The sandwich shop said it intends to hire 10,000 new employees by the end of the year to assist with this initiative. Some 75 percent of the new hires will be delivery drivers, while the remaining 25 percent will be in-cafe jobs, according to Blaine Hurst, president Panera.
Panera has already rolled out delivery to 15 percent of its system, including 20 percent of its company-owned locations. By the end of 2017, it hopes to expand delivery to 35 percent to 40 percent of system-wide locations.
Hurst expects each cafe to hire seven to 12 drivers and staff members. He said it would cost about $25,000 per cafe to add delivery capabilities, the majority of which goes toward hiring and training labor.
Panera is in the process of being acquired by privately held JAB Holding in a deal valued at about $7.5 billion.
Drivers will be vetted by the company, said Hurst. Their insurance, driving records and car will all be inspected in order for the drivers to be hired and certified to work.
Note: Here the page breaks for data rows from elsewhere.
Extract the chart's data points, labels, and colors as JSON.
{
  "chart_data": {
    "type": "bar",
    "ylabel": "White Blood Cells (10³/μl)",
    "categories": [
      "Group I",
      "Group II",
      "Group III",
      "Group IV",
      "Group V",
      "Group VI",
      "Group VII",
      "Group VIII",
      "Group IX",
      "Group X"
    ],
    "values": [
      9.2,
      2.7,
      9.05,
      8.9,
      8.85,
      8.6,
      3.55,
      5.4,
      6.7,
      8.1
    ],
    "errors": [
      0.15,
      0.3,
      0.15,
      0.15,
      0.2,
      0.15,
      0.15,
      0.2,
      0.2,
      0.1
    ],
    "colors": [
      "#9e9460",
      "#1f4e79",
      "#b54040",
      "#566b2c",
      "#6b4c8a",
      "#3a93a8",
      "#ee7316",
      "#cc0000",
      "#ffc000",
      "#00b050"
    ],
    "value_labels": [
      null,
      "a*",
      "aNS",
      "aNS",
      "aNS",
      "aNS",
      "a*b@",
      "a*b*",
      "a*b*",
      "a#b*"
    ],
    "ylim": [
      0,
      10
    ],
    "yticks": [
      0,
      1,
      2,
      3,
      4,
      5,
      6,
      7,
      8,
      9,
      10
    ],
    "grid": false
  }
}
Hurst said drivers’ cars will be inspected on a regular basis and drivers will be compensated for their mileage.
By using this Uber-style method, Panera does not have to invest in its own fleet of vehicles. But by screening the drivers itself, it has more control over the guest experience.
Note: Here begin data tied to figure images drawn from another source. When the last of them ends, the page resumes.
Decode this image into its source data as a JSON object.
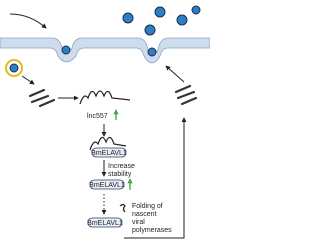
{
  "labels": {
    "lncrna": "lnc557",
    "protein": [
      "BmELAVL1",
      "BmELAVL1",
      "BmELAVL1"
    ],
    "stability": [
      "Increase",
      "stability"
    ],
    "folding": [
      "Folding of",
      "nascent",
      "viral",
      "polymerases"
    ]
  }
}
The restaurant has also created a new order tracking system that allows customers to see their meals’ expected arrival time, a map of the driver’s progress and a photograph of their driver.
The minimum menu purchase is $5 and the typical delivery fee will be $3, according to the company. Hurst told CNBC that the average check is about $22.
Panera initially tested delivery by using third parties to bring its food to customers, however, it was not satisfied with the results. Instead, the company is using internal team members so that it could offer a reliable and accurate service to customers, Hurst told CNBC.
Hurst said the company wasn’t able to find a delivery partner that “could cover [Panera] at the scale that [it’s] currently at.”
Not to mention, third-party delivery services can charge fees of 5 percent to 30 percent to companies, according to David Tarantino, an analyst at Baird.
After the initial financial investment and about three to six months of transition, most cafes are about to garner about $5,000 a week. Delivery, Hurst said, is about 10 percent of sales in these cafes.
Panera operates in a restaurant category that is well positioned to succeed in the delivery space, Tarantino said.
“Our instinct is that fast-casual chains should have the best opportunity to capture share within the delivery channel based on the quality of food offerings and the segment’s moderate price points,” Tarantino wrote in a research note Friday, ahead of Panera’s announcement. “We suspect price points could limit the potential for quick service chains (possibly too low in relation to delivery fees) and casual dining (possibly too high for a non-service oriented occasion).”
Panera forecasts delivery will add $250,000 per year to each store’s annual revenue of $2.6 million.